Our initial idea proposal submission consisted of the following features:
Throughout the hackathon, we kept updating the below diagram and used it to represent and explain our system to the judges.
Chatbot Interface
All the user queries are fetched via this interface. It is a chatbox on our application portal, website and PWA, where users can ask their queries. From here, the queries are further passed to DialogFlow. The multilingual queries of the user are also entertained as we do the end-to-end translation and pass it to Dialogflow.
Example: User enters, ”I want to get an agricultural business loan”.
DialogFlow
Dialogflow is a natural language understanding platform used to design and integrate a conversational user interface into mobile apps, web applications, devices, bots, interactive voice response systems, and related uses. The query obtained is pre-processed and the intent of that query is found out here. This intent is encoded via a word2vec model and its similarity scores are mapped with each already preprocessed and encoded policy to fetch the most relevant features. If intent seems irrelevant, then we first do a literal title search of the scheme or policy in our database and return those details. If no such policy is found, we return the default fallback intent. Along with this, a literal search of policy is also allowed.

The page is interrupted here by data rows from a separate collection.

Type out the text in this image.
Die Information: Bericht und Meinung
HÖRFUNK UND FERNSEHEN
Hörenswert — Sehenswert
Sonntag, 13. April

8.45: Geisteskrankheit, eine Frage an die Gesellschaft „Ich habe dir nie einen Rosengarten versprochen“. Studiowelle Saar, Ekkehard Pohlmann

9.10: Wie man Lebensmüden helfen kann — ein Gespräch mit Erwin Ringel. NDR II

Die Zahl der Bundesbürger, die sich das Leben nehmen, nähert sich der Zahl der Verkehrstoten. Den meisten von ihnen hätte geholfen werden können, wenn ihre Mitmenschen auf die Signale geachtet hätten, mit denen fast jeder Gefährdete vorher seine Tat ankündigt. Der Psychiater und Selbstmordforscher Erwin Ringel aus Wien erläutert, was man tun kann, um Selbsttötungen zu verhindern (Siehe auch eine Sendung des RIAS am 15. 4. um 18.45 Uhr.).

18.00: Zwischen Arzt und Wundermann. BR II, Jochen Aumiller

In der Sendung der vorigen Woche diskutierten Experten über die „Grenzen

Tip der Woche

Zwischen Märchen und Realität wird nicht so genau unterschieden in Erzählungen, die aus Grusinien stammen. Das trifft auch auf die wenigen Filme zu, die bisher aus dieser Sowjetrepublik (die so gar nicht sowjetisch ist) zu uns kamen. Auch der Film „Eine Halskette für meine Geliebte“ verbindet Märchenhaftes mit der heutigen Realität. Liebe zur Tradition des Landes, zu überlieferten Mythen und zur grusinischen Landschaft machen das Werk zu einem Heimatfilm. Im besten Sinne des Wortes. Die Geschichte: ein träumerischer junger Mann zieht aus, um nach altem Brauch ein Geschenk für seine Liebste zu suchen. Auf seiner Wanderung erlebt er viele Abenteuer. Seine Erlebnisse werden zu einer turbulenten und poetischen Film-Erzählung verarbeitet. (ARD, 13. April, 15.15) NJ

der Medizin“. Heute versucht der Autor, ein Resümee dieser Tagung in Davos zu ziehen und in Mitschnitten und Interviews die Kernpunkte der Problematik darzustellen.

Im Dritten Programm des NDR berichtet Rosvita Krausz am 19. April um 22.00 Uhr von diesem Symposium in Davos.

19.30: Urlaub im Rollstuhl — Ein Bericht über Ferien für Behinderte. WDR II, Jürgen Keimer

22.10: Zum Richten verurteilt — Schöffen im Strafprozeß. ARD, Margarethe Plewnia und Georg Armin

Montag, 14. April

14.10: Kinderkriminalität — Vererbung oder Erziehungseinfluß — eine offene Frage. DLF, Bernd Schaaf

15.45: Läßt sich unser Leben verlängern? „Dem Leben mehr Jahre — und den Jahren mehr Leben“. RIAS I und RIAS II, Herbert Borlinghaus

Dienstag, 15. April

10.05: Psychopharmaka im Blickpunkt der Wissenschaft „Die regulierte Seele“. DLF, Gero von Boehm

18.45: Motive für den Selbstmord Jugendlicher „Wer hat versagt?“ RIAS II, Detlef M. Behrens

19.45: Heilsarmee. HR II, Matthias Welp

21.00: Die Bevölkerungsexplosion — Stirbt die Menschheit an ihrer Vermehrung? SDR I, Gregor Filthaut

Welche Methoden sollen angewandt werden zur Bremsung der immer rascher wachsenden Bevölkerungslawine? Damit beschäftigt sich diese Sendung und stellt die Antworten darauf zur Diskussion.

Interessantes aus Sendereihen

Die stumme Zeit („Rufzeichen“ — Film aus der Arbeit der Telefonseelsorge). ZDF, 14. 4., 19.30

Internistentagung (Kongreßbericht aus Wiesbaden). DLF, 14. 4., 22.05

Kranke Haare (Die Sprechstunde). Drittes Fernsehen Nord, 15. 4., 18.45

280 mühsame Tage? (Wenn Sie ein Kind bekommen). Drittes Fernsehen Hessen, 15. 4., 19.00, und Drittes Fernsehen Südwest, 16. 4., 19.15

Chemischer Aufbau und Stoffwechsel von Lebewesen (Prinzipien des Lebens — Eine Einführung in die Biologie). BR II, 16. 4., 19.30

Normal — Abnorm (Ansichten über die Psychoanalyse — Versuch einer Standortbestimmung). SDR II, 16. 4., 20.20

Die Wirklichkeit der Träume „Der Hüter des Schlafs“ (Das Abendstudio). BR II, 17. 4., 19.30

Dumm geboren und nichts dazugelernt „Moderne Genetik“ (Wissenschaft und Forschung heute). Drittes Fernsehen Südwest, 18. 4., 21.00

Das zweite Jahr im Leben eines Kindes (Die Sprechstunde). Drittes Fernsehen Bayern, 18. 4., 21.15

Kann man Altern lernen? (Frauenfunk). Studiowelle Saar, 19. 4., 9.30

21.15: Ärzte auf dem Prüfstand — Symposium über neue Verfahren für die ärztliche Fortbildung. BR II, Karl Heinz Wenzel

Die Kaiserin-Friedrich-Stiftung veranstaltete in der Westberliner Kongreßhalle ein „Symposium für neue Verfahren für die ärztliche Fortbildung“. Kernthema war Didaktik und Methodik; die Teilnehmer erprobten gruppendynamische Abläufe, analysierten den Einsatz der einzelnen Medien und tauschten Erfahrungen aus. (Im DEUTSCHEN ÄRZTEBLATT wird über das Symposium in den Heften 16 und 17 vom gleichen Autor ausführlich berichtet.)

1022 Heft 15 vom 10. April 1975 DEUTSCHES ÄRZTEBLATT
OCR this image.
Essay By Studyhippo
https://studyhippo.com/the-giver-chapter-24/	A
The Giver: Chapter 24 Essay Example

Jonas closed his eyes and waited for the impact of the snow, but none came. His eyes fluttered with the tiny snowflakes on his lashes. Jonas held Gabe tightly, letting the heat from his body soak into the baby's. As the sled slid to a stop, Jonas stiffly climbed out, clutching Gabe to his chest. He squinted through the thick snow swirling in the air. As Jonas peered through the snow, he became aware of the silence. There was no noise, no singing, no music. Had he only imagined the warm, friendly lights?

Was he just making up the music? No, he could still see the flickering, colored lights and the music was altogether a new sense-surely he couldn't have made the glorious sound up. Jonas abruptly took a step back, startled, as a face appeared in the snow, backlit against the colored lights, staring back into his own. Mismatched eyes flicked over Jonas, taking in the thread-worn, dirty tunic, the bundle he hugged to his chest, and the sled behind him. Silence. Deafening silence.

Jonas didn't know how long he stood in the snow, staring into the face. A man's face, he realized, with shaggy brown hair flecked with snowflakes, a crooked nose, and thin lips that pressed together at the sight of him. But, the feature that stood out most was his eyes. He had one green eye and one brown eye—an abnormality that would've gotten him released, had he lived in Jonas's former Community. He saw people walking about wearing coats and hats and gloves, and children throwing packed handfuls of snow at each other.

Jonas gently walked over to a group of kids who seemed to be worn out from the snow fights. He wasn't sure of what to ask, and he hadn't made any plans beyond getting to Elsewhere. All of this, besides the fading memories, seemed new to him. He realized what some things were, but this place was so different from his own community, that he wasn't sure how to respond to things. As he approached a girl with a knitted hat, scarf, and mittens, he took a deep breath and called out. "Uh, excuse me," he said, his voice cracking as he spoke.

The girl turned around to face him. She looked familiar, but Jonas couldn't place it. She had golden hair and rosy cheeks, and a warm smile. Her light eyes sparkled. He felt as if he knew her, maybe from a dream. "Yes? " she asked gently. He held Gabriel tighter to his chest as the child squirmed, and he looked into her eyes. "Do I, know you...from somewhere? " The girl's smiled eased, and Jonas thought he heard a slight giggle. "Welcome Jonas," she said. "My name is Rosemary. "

In our example, Dialogflow finds the intent of the user query: agriculture, business, and loan, and using similarity scores, relevant policies are returned to the user in the chatbox.
TextLocal
This module helps the user to interact with the chatbot in offline mode. This SMS service is used to entertain the user queries and on passing them to our model, we fetch the necessary results. Similar to the chatbox, user queries are sent to Dialogflow and responses are sent via SMS through our backend. We also utilized the calling feature wherein the user can call a number and ask for policies.
For our chatbot, we had to gather the most important thing of all, data, i.e. the actual Govt. sponsored policies and schemes. However, there was neither an API for fetching Govt. policies nor there was a free API for fetching news articles which may contain Govt. policies. So we had to rely on scraping the Internet for various policies. However, the data scraped from the Internet was scarce as well as unstructured so we had to clean the data before actually using it. We did this using Natural Language Processing (NLP), surfing multiple websites for data and efficiently organizing them into one large dataset.
The database for policies and users was maintained in MongoDB. Our policy database was updated with policies from different platforms and each policy was preprocessed and encoded. The policy structure was stored with relevant fields:
Description: To provide more information for the policy/ scheme
Link: Link to the scheme on the government portal
Title: Name of the scheme
Documents: Necessary documents need to apply for the scheme
Keywords: Encoded policy details for computation of similarity score
Website
The web portal was built using the Flask framework. While the chatbox was available freely on the website, to avail more features, users were required to register to the portal. Within their account, users had a personalized dashboard where they could login and pin their favorite policies. Additionally, the website also had a search feature where people could browse all policies consolidated from different platforms.
Progressive Web App (PWA)
We converted our web app into a PWA, so as to provide offline caching and provide the same user experience as a native mobile application.
This app can be downloaded via the website (the localhost server) which we had tunneled to a URL via ngrok.